I'm confused about the two equations:
$$PE_{G}=G\frac{m1*m2}{r}$$

$$PE_{G}=mgh$$

When do you use either of these equations? Can these two equations be used interchangeably or not? Also, I think I remember reading somewhere that you need to use the 1st equation when the problem involves large masses and the 2nd equation when the problem is just talking about things on Earth.

Does anyone mind explaining when to use each of these equations and when not to? Why does it matter? Thanks.

 

[da_willem]

The potential energy of two (spherical) masses a distance r apart actually contains a minus sign such that the closer the two masses are the less potential energy they have.
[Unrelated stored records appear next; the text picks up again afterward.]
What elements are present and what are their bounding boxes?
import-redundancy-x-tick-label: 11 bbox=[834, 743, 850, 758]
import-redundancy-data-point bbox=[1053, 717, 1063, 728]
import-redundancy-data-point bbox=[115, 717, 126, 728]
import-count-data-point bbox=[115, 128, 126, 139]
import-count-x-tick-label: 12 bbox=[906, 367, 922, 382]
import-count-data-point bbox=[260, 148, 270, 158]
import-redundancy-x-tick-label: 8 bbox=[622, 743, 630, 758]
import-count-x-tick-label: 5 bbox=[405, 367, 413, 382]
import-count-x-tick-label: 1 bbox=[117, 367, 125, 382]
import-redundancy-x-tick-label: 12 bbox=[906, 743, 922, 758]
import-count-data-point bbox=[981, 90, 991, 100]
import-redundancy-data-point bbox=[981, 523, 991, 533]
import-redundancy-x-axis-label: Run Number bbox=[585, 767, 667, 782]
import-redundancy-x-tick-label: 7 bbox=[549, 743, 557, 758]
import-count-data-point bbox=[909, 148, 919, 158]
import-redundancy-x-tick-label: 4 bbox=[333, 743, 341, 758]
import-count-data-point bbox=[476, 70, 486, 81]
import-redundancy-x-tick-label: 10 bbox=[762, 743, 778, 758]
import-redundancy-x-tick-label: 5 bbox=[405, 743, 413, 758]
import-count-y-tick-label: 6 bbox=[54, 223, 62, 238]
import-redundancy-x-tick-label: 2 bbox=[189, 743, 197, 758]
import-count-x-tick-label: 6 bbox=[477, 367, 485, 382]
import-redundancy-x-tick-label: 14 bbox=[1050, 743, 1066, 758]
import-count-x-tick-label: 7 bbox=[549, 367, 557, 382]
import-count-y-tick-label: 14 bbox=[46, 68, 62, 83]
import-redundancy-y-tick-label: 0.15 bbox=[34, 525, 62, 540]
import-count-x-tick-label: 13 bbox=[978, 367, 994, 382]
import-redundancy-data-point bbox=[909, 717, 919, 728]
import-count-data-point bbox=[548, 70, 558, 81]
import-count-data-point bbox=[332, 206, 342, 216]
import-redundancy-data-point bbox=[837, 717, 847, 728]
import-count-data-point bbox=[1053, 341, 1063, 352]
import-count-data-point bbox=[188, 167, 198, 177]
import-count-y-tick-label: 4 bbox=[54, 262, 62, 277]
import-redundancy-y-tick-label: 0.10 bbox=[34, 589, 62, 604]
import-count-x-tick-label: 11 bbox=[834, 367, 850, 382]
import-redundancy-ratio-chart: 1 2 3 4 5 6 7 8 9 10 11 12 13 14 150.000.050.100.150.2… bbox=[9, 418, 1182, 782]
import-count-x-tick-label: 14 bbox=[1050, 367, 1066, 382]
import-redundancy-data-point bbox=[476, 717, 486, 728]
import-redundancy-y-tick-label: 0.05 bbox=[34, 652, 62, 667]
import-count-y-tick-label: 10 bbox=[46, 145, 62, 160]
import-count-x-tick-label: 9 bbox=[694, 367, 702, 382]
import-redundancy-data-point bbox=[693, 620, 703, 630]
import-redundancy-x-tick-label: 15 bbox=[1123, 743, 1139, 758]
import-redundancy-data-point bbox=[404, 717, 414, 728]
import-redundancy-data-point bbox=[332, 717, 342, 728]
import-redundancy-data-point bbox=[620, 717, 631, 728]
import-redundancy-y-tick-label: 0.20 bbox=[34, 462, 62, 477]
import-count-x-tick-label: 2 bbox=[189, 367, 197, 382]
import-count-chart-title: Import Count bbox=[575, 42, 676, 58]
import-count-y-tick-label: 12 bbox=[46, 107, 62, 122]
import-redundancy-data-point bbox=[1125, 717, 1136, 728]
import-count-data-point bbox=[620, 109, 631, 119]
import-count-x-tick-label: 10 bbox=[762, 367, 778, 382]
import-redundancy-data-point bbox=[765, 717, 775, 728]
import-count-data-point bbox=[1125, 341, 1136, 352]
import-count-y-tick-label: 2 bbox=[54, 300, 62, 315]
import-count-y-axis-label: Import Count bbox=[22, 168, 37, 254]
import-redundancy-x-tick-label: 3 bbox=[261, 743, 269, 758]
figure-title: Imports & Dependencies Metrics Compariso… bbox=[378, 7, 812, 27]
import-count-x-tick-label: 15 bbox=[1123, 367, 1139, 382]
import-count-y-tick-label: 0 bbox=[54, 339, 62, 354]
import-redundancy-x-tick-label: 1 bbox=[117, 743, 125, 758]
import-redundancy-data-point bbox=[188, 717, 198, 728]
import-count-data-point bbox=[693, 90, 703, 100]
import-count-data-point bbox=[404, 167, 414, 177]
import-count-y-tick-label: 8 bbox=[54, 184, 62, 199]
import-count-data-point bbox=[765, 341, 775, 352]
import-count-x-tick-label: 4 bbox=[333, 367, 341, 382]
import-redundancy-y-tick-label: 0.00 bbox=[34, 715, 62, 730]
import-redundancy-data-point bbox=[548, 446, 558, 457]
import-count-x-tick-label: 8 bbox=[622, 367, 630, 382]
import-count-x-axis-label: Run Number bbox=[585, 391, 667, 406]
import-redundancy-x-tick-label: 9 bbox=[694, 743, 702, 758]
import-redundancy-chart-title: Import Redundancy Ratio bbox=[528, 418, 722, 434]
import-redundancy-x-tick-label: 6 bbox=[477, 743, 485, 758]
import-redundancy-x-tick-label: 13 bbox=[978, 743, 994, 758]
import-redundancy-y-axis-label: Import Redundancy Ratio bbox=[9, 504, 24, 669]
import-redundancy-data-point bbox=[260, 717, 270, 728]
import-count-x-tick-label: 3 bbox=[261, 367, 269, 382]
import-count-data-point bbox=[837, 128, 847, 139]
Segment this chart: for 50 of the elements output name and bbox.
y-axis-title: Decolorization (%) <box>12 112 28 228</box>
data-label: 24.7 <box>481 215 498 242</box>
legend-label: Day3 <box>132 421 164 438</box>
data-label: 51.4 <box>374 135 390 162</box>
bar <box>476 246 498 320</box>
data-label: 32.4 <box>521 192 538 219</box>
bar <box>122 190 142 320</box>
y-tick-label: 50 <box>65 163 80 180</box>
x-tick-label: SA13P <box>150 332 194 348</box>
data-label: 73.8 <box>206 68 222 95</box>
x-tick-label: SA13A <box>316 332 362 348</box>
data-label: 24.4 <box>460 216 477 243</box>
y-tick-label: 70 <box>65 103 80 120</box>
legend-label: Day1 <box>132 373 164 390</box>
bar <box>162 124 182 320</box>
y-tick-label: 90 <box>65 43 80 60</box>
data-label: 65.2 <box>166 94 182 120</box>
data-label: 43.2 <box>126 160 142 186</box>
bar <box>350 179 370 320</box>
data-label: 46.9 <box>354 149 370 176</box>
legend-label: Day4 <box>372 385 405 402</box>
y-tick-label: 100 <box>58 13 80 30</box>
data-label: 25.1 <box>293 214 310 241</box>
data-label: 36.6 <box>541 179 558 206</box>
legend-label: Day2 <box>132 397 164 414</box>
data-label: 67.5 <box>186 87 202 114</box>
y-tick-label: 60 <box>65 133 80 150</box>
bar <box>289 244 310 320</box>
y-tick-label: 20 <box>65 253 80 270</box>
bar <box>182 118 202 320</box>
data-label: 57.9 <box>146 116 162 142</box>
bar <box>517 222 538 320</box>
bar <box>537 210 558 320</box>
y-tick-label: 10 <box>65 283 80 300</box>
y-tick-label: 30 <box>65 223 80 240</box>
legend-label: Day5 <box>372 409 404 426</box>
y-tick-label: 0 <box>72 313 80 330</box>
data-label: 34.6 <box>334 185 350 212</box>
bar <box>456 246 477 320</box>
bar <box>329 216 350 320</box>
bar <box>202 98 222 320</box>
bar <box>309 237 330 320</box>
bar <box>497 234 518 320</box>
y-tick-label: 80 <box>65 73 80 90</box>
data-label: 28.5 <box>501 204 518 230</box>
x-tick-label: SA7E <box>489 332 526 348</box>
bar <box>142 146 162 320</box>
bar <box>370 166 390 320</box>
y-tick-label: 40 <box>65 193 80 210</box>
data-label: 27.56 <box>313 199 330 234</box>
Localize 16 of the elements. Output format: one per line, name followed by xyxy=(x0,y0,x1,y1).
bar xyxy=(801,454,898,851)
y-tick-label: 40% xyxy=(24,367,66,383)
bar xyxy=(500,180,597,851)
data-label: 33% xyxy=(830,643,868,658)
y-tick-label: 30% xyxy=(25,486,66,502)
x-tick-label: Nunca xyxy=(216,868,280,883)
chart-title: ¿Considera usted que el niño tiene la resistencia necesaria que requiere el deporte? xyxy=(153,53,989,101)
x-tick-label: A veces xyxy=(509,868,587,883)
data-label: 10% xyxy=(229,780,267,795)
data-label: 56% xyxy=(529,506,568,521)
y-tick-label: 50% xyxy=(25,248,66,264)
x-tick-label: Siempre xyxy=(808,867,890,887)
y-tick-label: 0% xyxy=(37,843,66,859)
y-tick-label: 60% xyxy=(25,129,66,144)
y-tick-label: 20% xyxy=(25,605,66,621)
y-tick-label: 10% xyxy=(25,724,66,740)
You might know that you can freely add a constant to this expression as only differences in potential energy are observable.

$$-G \frac{m_1 m_2}{r}$$

When close to the Earth's surface (r=R+h, with R the radius of the eart and h the height above the Earth's surface) you can approximate

$$-1/r \approx -\frac{2}{R} + \frac{R+h}{R^2} = -\frac{1}{R} + \frac{h}{R^2}$$

Using this in the above expression for the potential energy (with m_2 = M is the Earth's mass) we get

$$G \frac{m M h}{R^2}$$

plus some constant that can be ignored (as remarked above). Now, calling the factor

$$g \equiv G \frac{M}{R^2} \approx 9,8 m/s^2$$

we get the second expression for the potential energy near the Earth's surface:

$$mgh$$

 

[da_willem]

So concerning your question, the second expression you quote is an approximation of the first (more general) expression. It is a valid approximation only close to the surface of some mass where the approximation I made in the above derivation is applicable.